Quarz, Asbest, Spruch

Wer hier drau­ßen — aber über dieses “drau­ßen” sind noch Betrach­tun­gen anzu­stel­len — am Mari­en­dor­fer Damm und an der Mari­en­fel­der Chaus­see wohnt, der weiß ja sowieso, wie Berlin hier aussieht und welchen Charak­ter es macht. Für welche Erwar­tun­gen und Stadt­er­kennt­nisse empfehle ich den ande­ren den Weg hier heraus? Wer nicht in Hellers­dorf war und in Marzahn, am Fennpfuhl und in der Gropi­us­stadt, der weiß nicht, wie Berlin ist. Habe ich neulich geschrie­ben. In diese Liste gehört auch Buckow. Nicht irgend­wie und auch noch, sondern mit einer ganz spezi­el­len Eigen­art … Eigen­art ist da schon ein Wort, das Kommen­tar braucht.

Als wir am Asbest-/Ecke Quarz­weg beim Kroa­ten sitzen, sagt Mehdi, der mich heute beglei­tet: “Wie in Los Ange­les.” Los Ange­les, die Paten­stadt Berlins, ist so eine Stadt: Man ist schon mitten­drin und hat gar nicht gemerkt, dass sie anfängt, sie fängt nicht an, hört nicht auf, über­all ist Los Ange­les auch nicht Losan­ge­les. Neukölln ist die Haupt­stadt von Berlin, habe ich hier mal drucken lassen. Damit habe ich Rixdorf gemeint, die dichte Häuser­an­sied­lung aus dem [vor]vorigen Jahr­hun­dert, die von der Sonnen­al­lee über die Karl-Marx-Straße sich zur Hermann­straße hinauf­zieht und hinter ihren geschlos­se­nen Fassa­den Geschichte zusam­men­zu­hal­ten scheint. Wenn wir — was ich eigent­lich vorhatte — von dort­her hier­her nach Buckow gekom­men wären, über Gropi­us­stadt und Alt-Buckow, dann hätten wir eine Stadt­er­kun­dung über die Verschie­den­hei­ten allein Neuköllns unter­nom­men. Nicht mal Neukölln ist unter einem einzi­gen Neuköll­ner Eindruck zu erfas­sen. Ganz Berlin erst recht nicht. Berlin ist längst nicht eine Stadt der geschlos­se­nen Fassa­den, des 19. Jahr­hun­derts, der Arbei­ter- und der Villen­vier­tel des späten Kapi­ta­lis­mus. Wer dage­gen das Berlin der sozia­len Markt­wirt­schaft — kann man das sagen? — sucht, wird viel­leicht finden, dass es aus den Klein­gär­ten hervor­ge­wach­sen ist: das Berlin des Eigen­tums für alle; wenn natür­lich auch um dieses alle Anfüh­rungs­zei­chen gehö­ren.

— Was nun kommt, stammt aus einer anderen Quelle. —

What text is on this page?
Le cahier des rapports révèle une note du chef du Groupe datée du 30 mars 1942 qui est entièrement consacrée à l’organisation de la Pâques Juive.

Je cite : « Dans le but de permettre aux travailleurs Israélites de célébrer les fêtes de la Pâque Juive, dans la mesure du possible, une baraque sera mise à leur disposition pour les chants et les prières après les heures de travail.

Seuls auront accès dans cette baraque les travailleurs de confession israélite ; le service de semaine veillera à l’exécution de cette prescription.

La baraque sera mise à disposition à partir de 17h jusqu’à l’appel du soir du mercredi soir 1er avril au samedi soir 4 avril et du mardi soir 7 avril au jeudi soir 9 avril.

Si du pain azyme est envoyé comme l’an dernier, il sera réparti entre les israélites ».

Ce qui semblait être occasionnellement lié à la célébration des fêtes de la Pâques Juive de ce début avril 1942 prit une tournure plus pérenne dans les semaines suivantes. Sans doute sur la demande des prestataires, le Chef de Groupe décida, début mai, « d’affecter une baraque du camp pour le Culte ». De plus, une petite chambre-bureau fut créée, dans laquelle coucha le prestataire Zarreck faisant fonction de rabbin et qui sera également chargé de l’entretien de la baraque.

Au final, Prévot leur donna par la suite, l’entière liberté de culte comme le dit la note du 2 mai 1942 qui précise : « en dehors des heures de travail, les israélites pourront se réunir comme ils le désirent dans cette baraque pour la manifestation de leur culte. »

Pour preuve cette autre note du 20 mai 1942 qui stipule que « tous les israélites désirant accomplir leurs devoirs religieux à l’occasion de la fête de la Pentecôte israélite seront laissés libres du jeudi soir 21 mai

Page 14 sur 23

Die Städ­te­bauer rümp­fen darüber die Nase, Klein­häus­chen­quar­tiere, Klein­gar­ten­land­schaf­ten, das verrä­te­ri­sche Wort “Stadt­land­schaft” entsteht hier, und wer sagt, Stadt ist Stadt und Land­schaft ist Land­schaft, der weiß hier am Quarz­weg gar nicht, ob er über­haupt in einer Stadt ist oder am Rande von Stra­ßen, über die die Menschen irgend­wo­hin fahren. Und sowie der Abend nieder­ge­sun­ken ist, ist hier gar nichts. Nur noch Fern­se­hen.

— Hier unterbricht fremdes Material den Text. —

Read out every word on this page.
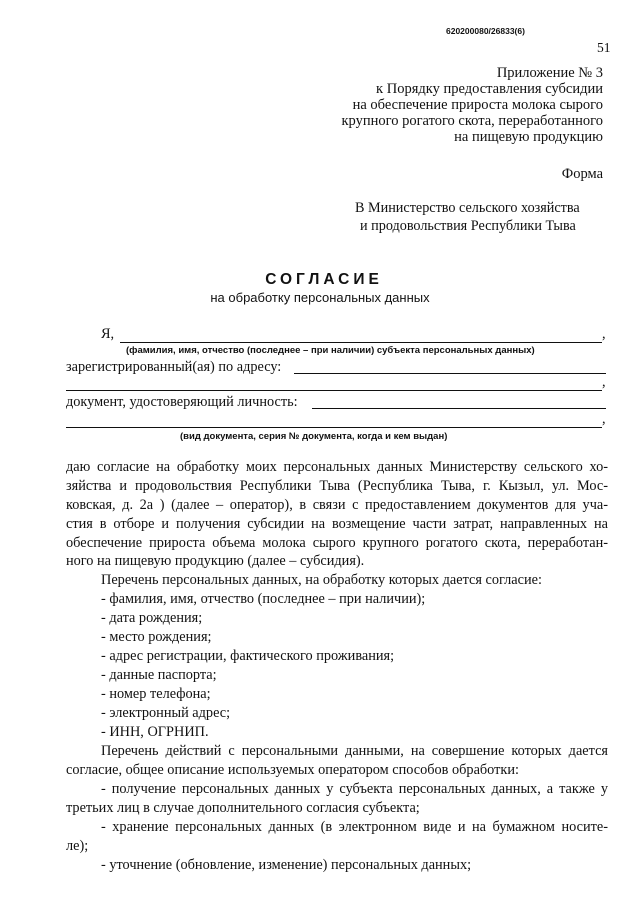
620200080/26833(6)
51
Приложение № 3
к Порядку предоставления субсидии
на обеспечение прироста молока сырого
крупного рогатого скота, переработанного
на пищевую продукцию
Форма
В Министерство сельского хозяйства
и продовольствия Республики Тыва
СОГЛАСИЕ
на обработку персональных данных
Я,	,
(фамилия, имя, отчество (последнее – при наличии) субъекта персональных данных)
зарегистрированный(ая) по адресу:
,
документ, удостоверяющий личность:
,
(вид документа, серия № документа, когда и кем выдан)
даю согласие на обработку моих персональных данных Министерству сельского хо-
зяйства и продовольствия Республики Тыва (Республика Тыва, г. Кызыл, ул. Мос-
ковская, д. 2а ) (далее – оператор), в связи с предоставлением документов для уча-
стия в отборе и получения субсидии на возмещение части затрат, направленных на
обеспечение прироста объема молока сырого крупного рогатого скота, переработан-
ного на пищевую продукцию (далее – субсидия).
Перечень персональных данных, на обработку которых дается согласие:
- фамилия, имя, отчество (последнее – при наличии);
- дата рождения;
- место рождения;
- адрес регистрации, фактического проживания;
- данные паспорта;
- номер телефона;
- электронный адрес;
- ИНН, ОГРНИП.
Перечень действий с персональными данными, на совершение которых дается
согласие, общее описание используемых оператором способов обработки:
- получение персональных данных у субъекта персональных данных, а также у
третьих лиц в случае дополнительного согласия субъекта;
- хранение персональных данных (в электронном виде и на бумажном носите-
ле);
- уточнение (обновление, изменение) персональных данных;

In allen großen Städ­ten wird aber in Deutsch­land der Traum vom “Eigen­tum im Grünen” geträumt. Wer den erfun­den und so vielen von uns so tief einge­senkt hat, was das für einer gewe­sen ist, ist nicht entschlüs­selt; auf jeden Fall einer, der in Gegen­sät­zen dachte: Stadt hat manch­mal einen gehei­men Wider­wil­len gegen sich selbst. Die prot­zi­gen Grune­wald­vil­len sind auch nichts ande­res als ein Ausdruck davon. Die großen Bank­kon­ten machen den Grune­wald, die Beam­ten­heim­stät­ten­werke und die Wüsten­rots Buckow … Nein, nein, ich will nicht geist­reich sein, keine Bonmots, aber es bleibt dabei: das Areal zwischen Tauern­al­lee, Quarz­weg und Mari­en­fel­der Chaus­see ist ein typi­sches Stück Berlin. Wer Berlin sehen will, wie es wirk­lich ist, und nicht nur wie es sich baede­kert, der guckt auch hier­her. Viel Zeit kostet ihn das nicht, weil Berlin — sein groß­städ­tischs­tes Merk­mal — so schnell ist.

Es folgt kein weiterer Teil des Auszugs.